Parcerias e propostas
Todas as outras, conforme explica Savio, são fruto de parcerias ou resultam de propostas que artistas e curadores fazem à organização do Foto em Pauta. “São iniciativas que chegam de todas as partes do Brasil e nos procuram para realizar alguma coisa aqui, dentro da programação do festival”, diz.
Um exemplo é a mostra “Mnemomáquina”, originalmente realizada no ano passado, em Fortaleza, com curadoria do mineiro Eustáquio Neves, que coordenou uma residência artística na capital cearense.

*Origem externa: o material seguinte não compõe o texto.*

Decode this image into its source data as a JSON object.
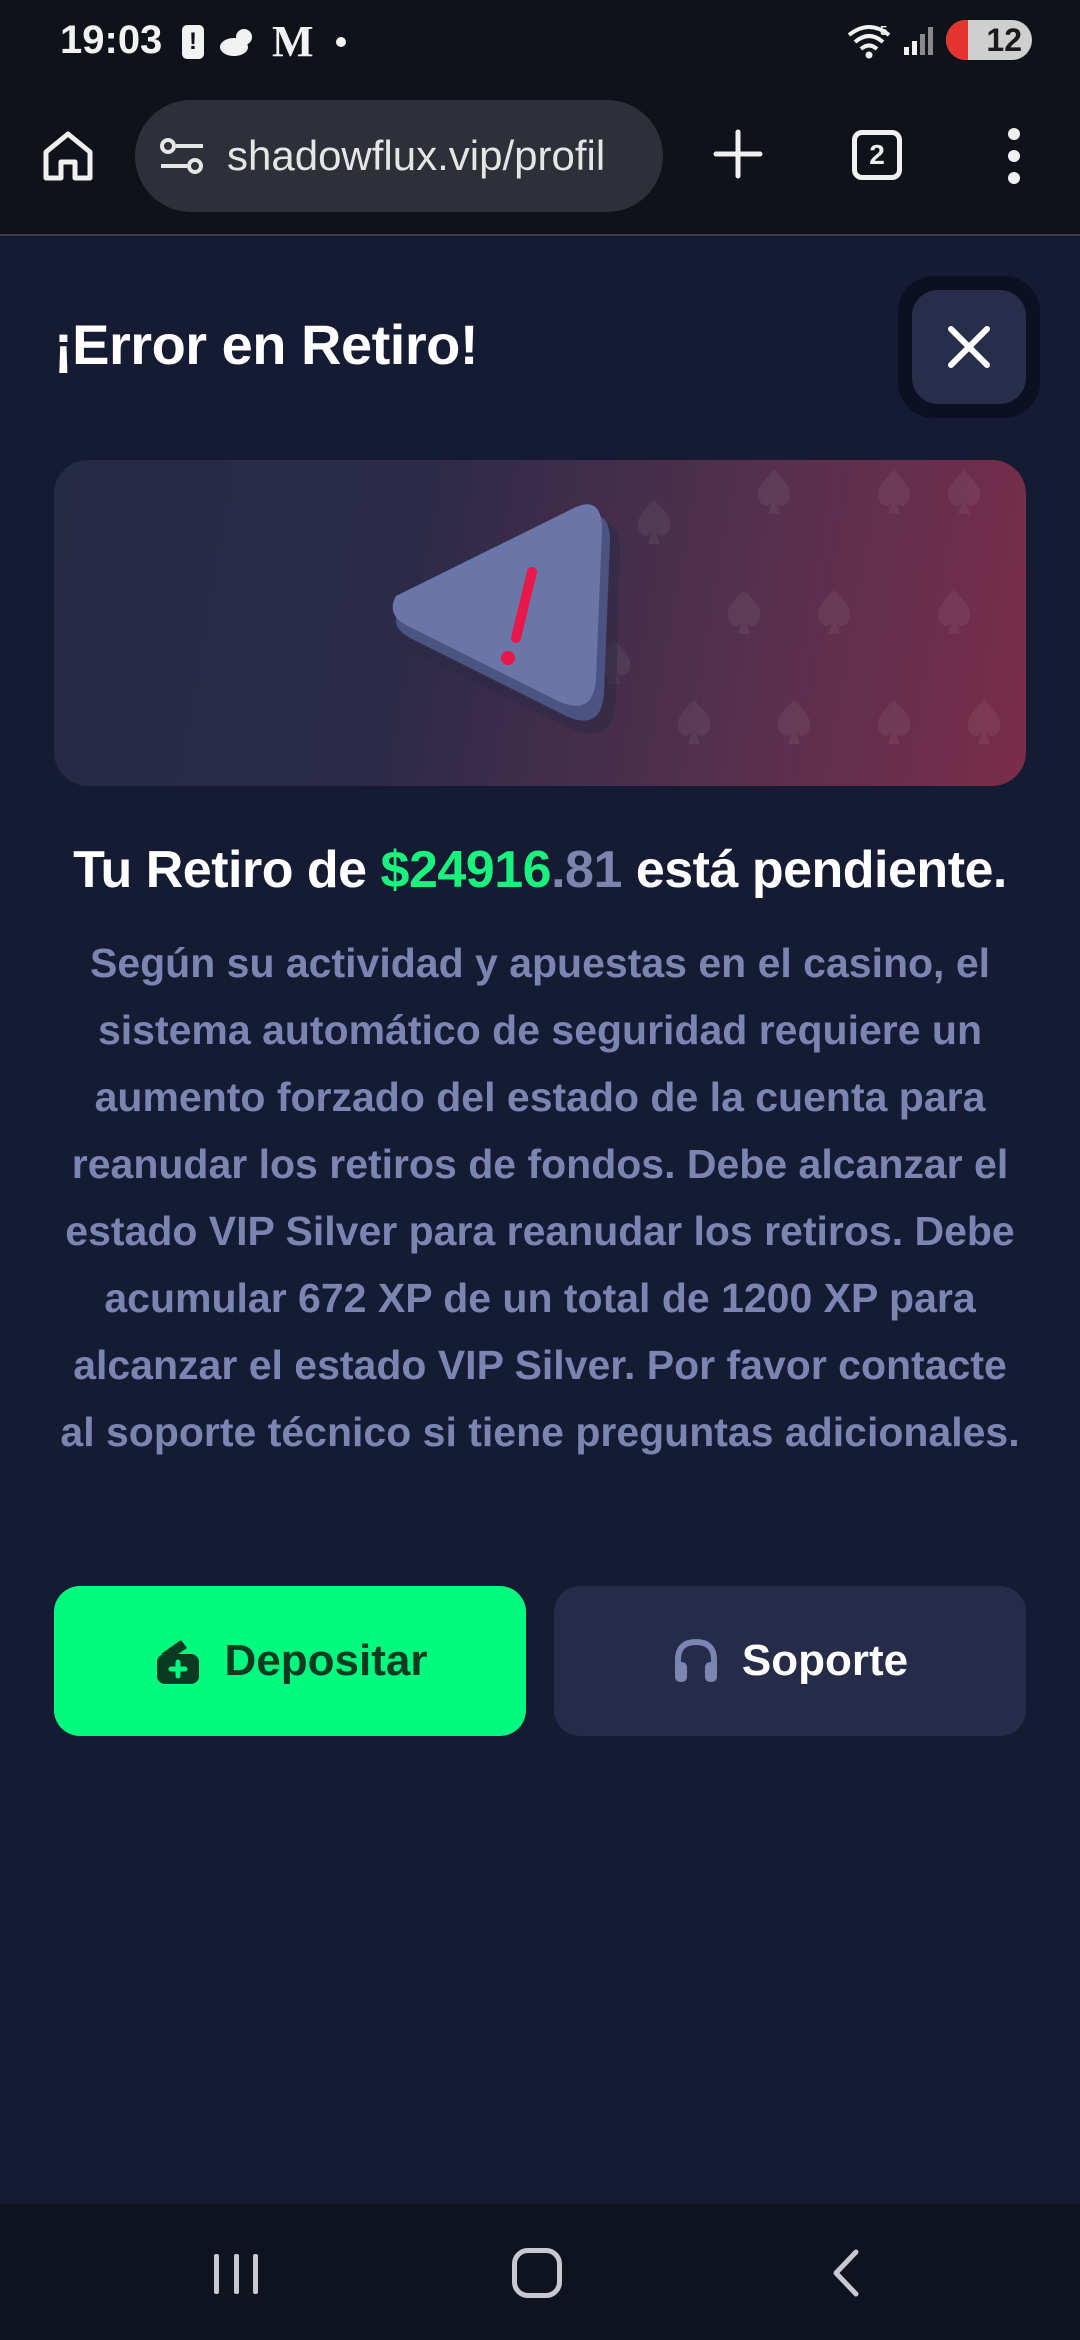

Outro exemplo é a exposição “Através do olhar”, que reúne fotografias de mulheres negras oriundas da zona Oeste do Rio de Janeiro. “Uma coisa que facilita montar a programação do Foto em Pauta são essas parcerias, com pequenas mostras que acabam trazendo muitos autores. É um esforço coletivo”, afirma Savio.

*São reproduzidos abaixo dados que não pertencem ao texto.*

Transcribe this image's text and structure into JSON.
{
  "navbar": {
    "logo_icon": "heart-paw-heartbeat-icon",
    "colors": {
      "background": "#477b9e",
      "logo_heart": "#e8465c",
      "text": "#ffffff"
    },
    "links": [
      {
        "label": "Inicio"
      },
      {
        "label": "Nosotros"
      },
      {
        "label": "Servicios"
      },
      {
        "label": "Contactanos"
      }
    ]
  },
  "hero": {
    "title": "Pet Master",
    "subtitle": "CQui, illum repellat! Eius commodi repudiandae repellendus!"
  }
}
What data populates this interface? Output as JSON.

Ele destaca, ainda, a presença marcante de mulheres nesta 11ª edição do evento. “Tem a mostra ‘Presença’, que reúne 39 mulheres fotógrafas, e tem também uma palestra com esse foco, que será conduzida por três mulheres”, aponta.
Ele ressalta um movimento mais efetivo de internacionalização do festival por meio de uma das exposições, intitulada “O urbano entre a realidade e a utopia”, fruto de uma parceria com o Rotterdam Photo Festival e que conta com o apoio do Reino dos Países Baixos no Brasil.

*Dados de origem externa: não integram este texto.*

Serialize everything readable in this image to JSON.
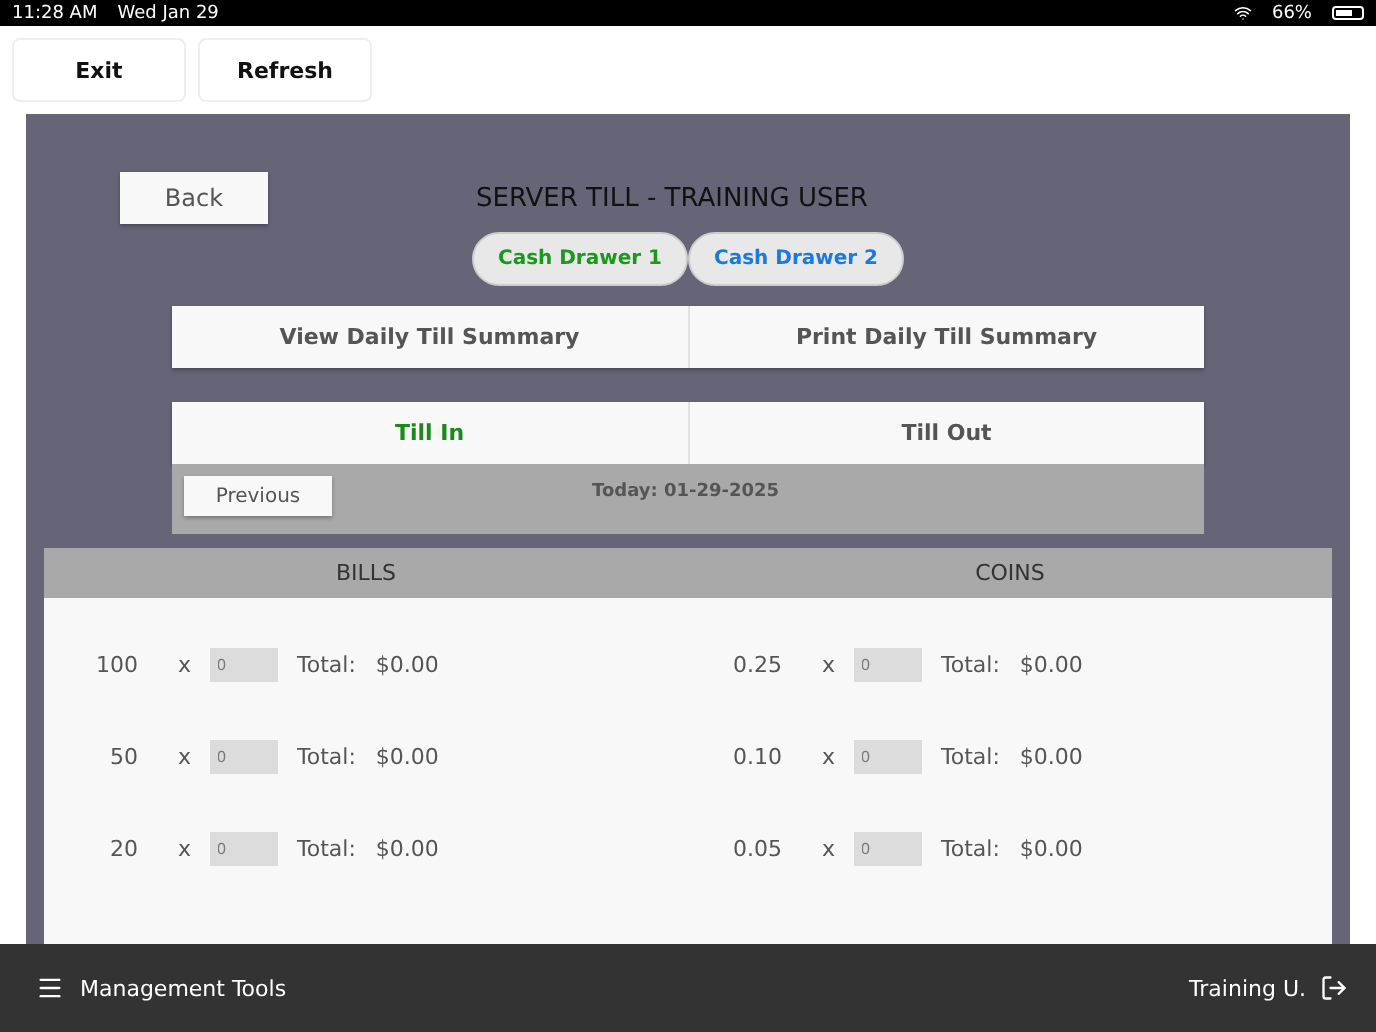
{
  "status_bar": {
    "time": "11:28 AM",
    "date": "Wed Jan 29",
    "battery": "66%"
  },
  "toolbar": {
    "buttons": [
      "Exit",
      "Refresh"
    ]
  },
  "header": {
    "back": "Back",
    "title": "SERVER TILL - TRAINING USER"
  },
  "drawers": [
    {
      "label": "Cash Drawer 1",
      "selected": true
    },
    {
      "label": "Cash Drawer 2",
      "selected": false
    }
  ],
  "summary_buttons": [
    "View Daily Till Summary",
    "Print Daily Till Summary"
  ],
  "till_tabs": [
    {
      "label": "Till In",
      "selected": true
    },
    {
      "label": "Till Out",
      "selected": false
    }
  ],
  "date_bar": {
    "previous": "Previous",
    "today": "Today: 01-29-2025"
  },
  "counts": {
    "columns": [
      "BILLS",
      "COINS"
    ],
    "rows": [
      [
        {
          "denomination": "100",
          "x": "x",
          "placeholder": "0",
          "total_label": "Total:",
          "total": "$0.00"
        },
        {
          "denomination": "0.25",
          "x": "x",
          "placeholder": "0",
          "total_label": "Total:",
          "total": "$0.00"
        }
      ],
      [
        {
          "denomination": "50",
          "x": "x",
          "placeholder": "0",
          "total_label": "Total:",
          "total": "$0.00"
        },
        {
          "denomination": "0.10",
          "x": "x",
          "placeholder": "0",
          "total_label": "Total:",
          "total": "$0.00"
        }
      ],
      [
        {
          "denomination": "20",
          "x": "x",
          "placeholder": "0",
          "total_label": "Total:",
          "total": "$0.00"
        },
        {
          "denomination": "0.05",
          "x": "x",
          "placeholder": "0",
          "total_label": "Total:",
          "total": "$0.00"
        }
      ]
    ]
  },
  "bottom_bar": {
    "menu": "Management Tools",
    "user": "Training U."
  }
}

Em formato de projeção audiovisual, essa mostra ocorrerá nas noites de sexta e sábado, com exibições no Centro Cultural Yves Alves e em áreas externas no centro histórico de Tiradentes.
Diálogos da programação
Savio chama a atenção para os diálogos que as diferentes exposições, as palestras e outras ações acabam por estabelecer entre si, às vezes de forma não planejada. “A mostra ‘Cosmopolíticas’, que em linhas gerais trata da nossa presença no mundo, conversa com a ‘Traço do singular’; o trabalho do Cristiano Mascaro, que trata da questão do urbano, com um olhar para as edificações, combina perfeitamente com as projeções que a gente faz em parceria com o Rotterdam Photo Festival. Há uma junção interessante de conteúdo, o que tem a ver com as temáticas mais significativas da fotografia contemporânea. A questão da utopia, das identidades, tudo isso foi uma conjunção meio natural”, aponta.
O ciclo de palestras também está em sintonia com as mostras, segundo o idealizador do festival. “Os debates, de alguma forma, são espelhados no restante da programação, então tem uma conversa que é sobre cosmopolítica; tem outra que é em torno do trabalho do Mascaro; tem uma que é sobre residência artística em fotografia, algo que a gente percebe que está crescendo muito no Brasil”, destaca.
Tema central da edição deste ano do Foto em Pauta, a cosmopolítica é um pensamento filosófico que transcende as fronteiras geográficas e que considera a humanidade e os outros seres da Terra em seus múltiplos mundos.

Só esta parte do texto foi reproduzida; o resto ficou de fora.